Une identification précoce avec des critères simples, éventuellement associés à des phénotypes particuliers de patients, pourrait permettre de mieux les prévenir et éviter les hospitalisations.
Les exacerbations ne doivent pas être banalisées ni prises à la légère, en raison de leur impact immédiat et différé. Leur prévention est un enjeu fondamental.

IV – Implication des patients BPCO dans leur pathologie

L’implication du patient dans sa prise en charge sera favorisée en lui délivrant lors de toute rencontre une information adaptée et en s’accordant avec lui sur les éléments prioritaires de la stratégie thérapeutique à mettre en œuvre, tout en tenant compte de ses demandes et attentes.

1) Annonce du diagnostic

L’annonce du diagnostic est différente selon le stade de la maladie. Elle est faite par le médecin généraliste ou le pneumologue qui se tiendront informés du contenu de leur communication avec le patient.

Il est important d’annoncer le diagnostic dès le stade précoce. Dans tous les cas, il faut expliquer le nom de la maladie BPCO. Il est nécessaire d’informer le patient que la maladie peut affecter d’autres organes.

Aux stades léger, modéré et sévère (I, II ou III), le sevrage tabagique, le respect d’une bonne hygiène de vie (exercice physique), le suivi et l’adhésion aux traitements sont présentés comme essentiels car pouvant limiter les conséquences fonctionnelles de la maladie.

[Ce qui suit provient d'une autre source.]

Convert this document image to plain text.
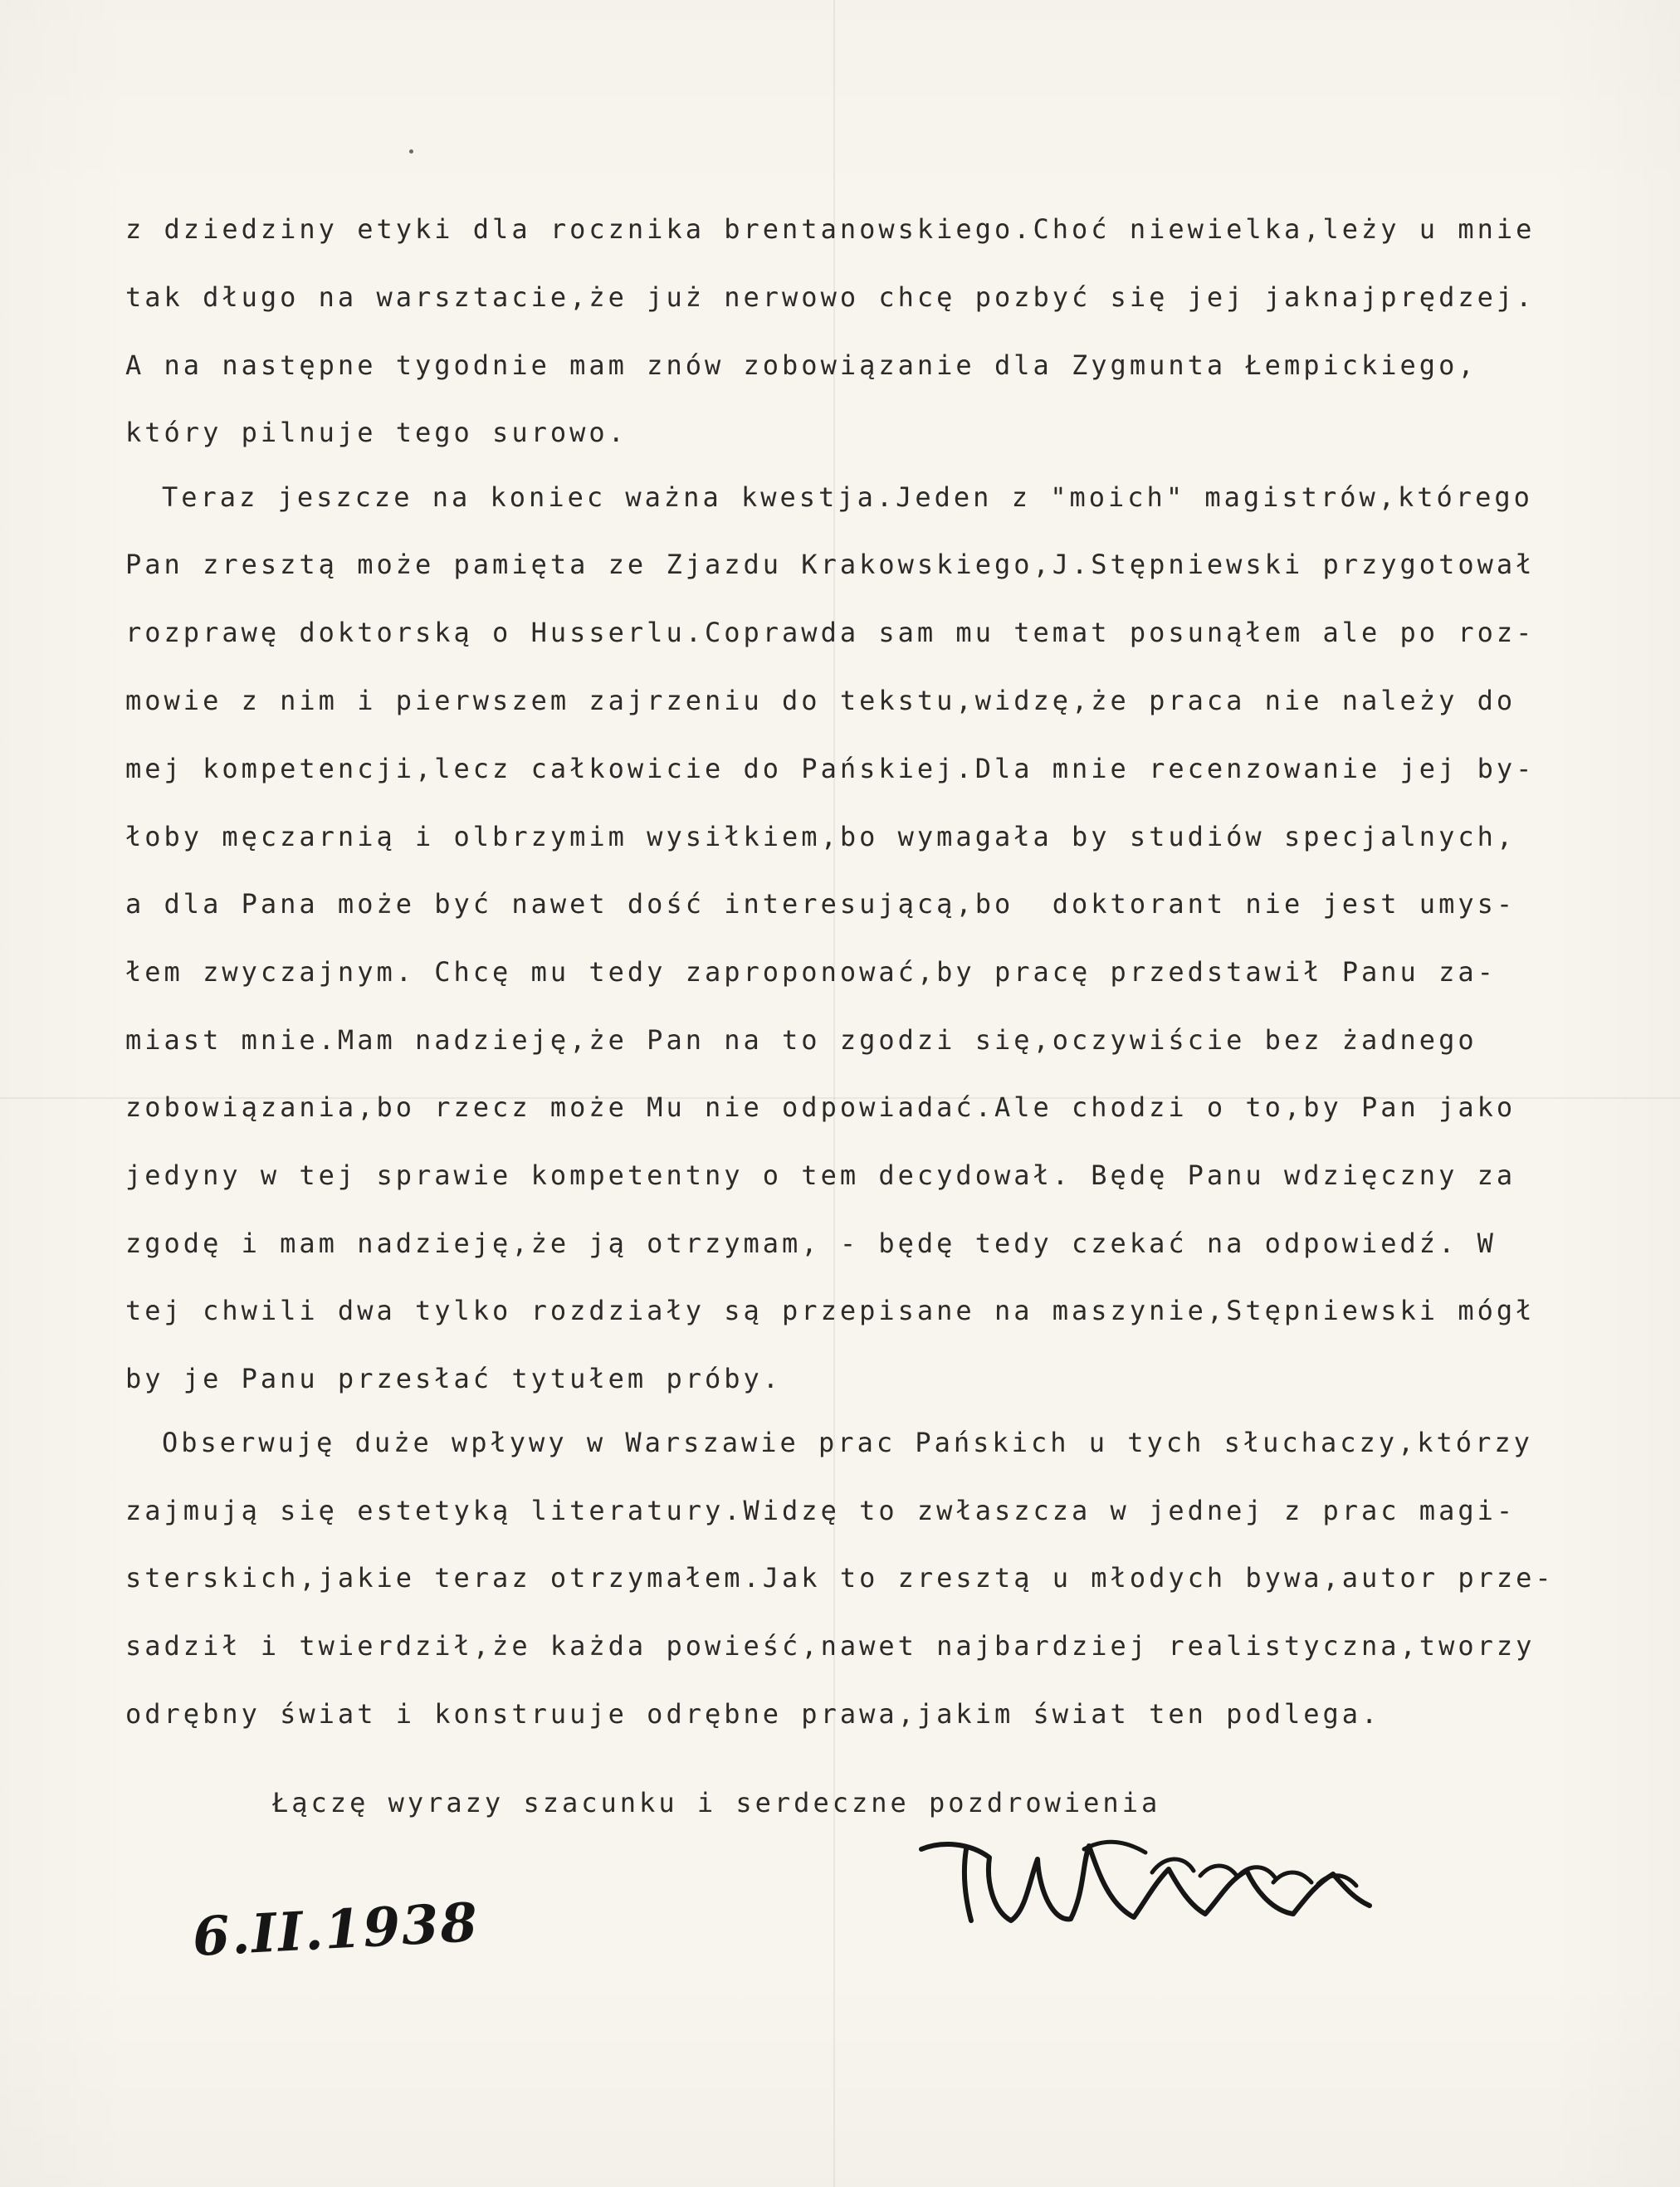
z dziedziny etyki dla rocznika brentanowskiego.Choć niewielka,leży u mnie
tak długo na warsztacie,że już nerwowo chcę pozbyć się jej jaknajprędzej.
A na następne tygodnie mam znów zobowiązanie dla Zygmunta Łempickiego,
który pilnuje tego surowo.
Teraz jeszcze na koniec ważna kwestja.Jeden z "moich" magistrów,którego
Pan zresztą może pamięta ze Zjazdu Krakowskiego,J.Stępniewski przygotował
rozprawę doktorską o Husserlu.Coprawda sam mu temat posunąłem ale po roz-
mowie z nim i pierwszem zajrzeniu do tekstu,widzę,że praca nie należy do
mej kompetencji,lecz całkowicie do Pańskiej.Dla mnie recenzowanie jej by-
łoby męczarnią i olbrzymim wysiłkiem,bo wymagała by studiów specjalnych,
a dla Pana może być nawet dość interesującą,bo  doktorant nie jest umys-
łem zwyczajnym. Chcę mu tedy zaproponować,by pracę przedstawił Panu za-
miast mnie.Mam nadzieję,że Pan na to zgodzi się,oczywiście bez żadnego
zobowiązania,bo rzecz może Mu nie odpowiadać.Ale chodzi o to,by Pan jako
jedyny w tej sprawie kompetentny o tem decydował. Będę Panu wdzięczny za
zgodę i mam nadzieję,że ją otrzymam, - będę tedy czekać na odpowiedź. W
tej chwili dwa tylko rozdziały są przepisane na maszynie,Stępniewski mógł
by je Panu przesłać tytułem próby.
Obserwuję duże wpływy w Warszawie prac Pańskich u tych słuchaczy,którzy
zajmują się estetyką literatury.Widzę to zwłaszcza w jednej z prac magi-
sterskich,jakie teraz otrzymałem.Jak to zresztą u młodych bywa,autor prze-
sadził i twierdził,że każda powieść,nawet najbardziej realistyczna,tworzy
odrębny świat i konstruuje odrębne prawa,jakim świat ten podlega.
Łączę wyrazy szacunku i serdeczne pozdrowienia
6.II.1938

Au stade de BPCO sévère et très sévère (stade III et IV) et/ou comportant d’autres éléments de sévérité, l’annonce par le pneumologue peut nécessiter une consultation dédiée ; à la demande du patient, elle peut être partagée avec une personne de son choix. Le médecin généraliste sera informé de cette consultation d’annonce.

2) Évaluation des besoins du patient, élaboration du programme personnalisé de soins et orientation de la prise en charge

L’évaluation des besoins du patient porte sur :
– la persistance ou l’arrêt du tabagisme ;
– le retentissement de la dyspnée et des autres symptômes sur les activités quotidiennes, sociales et professionnelles ;
– ses attentes, ses motivations au changement ;
– ses capacités à modifier son mode de vie ;
– les freins à une prise en charge efficace (psychologiques, sociaux) ;

Les modalités de prise en charge et de suivi : Après évaluation initiale et annonce du diagnostic, la prise en charge thérapeutique et les modalités de suivi sont définies et discutées avec le patient. Elles aboutissent à la rédaction d’un programme personnalisé de soins.

Un programme personnalisé de soins est proposé qui comprend, en fonction de la clinique et de la situation familiale et sociale du patient :
– Les objectifs prioritaires et les actions à mettre en œuvre pour une prise en charge de qualité de la BPCO et de ses facteurs de risque
– Les objectifs et modalités de prise en charge des comorbidités ;
– La planification de l’intervention éventuelle d’autres professionnels ;
– La mise en place de l’ALD au stade d’insuffisance respiratoire chronique (IRC) grave selon les critères médicaux d’admission en vigueur

À l’issue de la consultation, des documents comportant des informations et des conseils peuvent être remis au patient.

 

Sources :

– Département d’Anesthésie Réanimation et SAMU de Paris, Hôpital Necker Enfants Malades)
– Société française d’anesthésie réanimation
– Haute autorité sanitaire – Référentiel sur la BPCO 2012
– « Prévention des exacerbations de BPCO », revue des maladies respiratoires, juin 2012
– « Conséquences neurologiques post arrêt cardiaque : Où en sommes-nous ? », Annales françaises d’anesthésie et de réanimation, février 2014.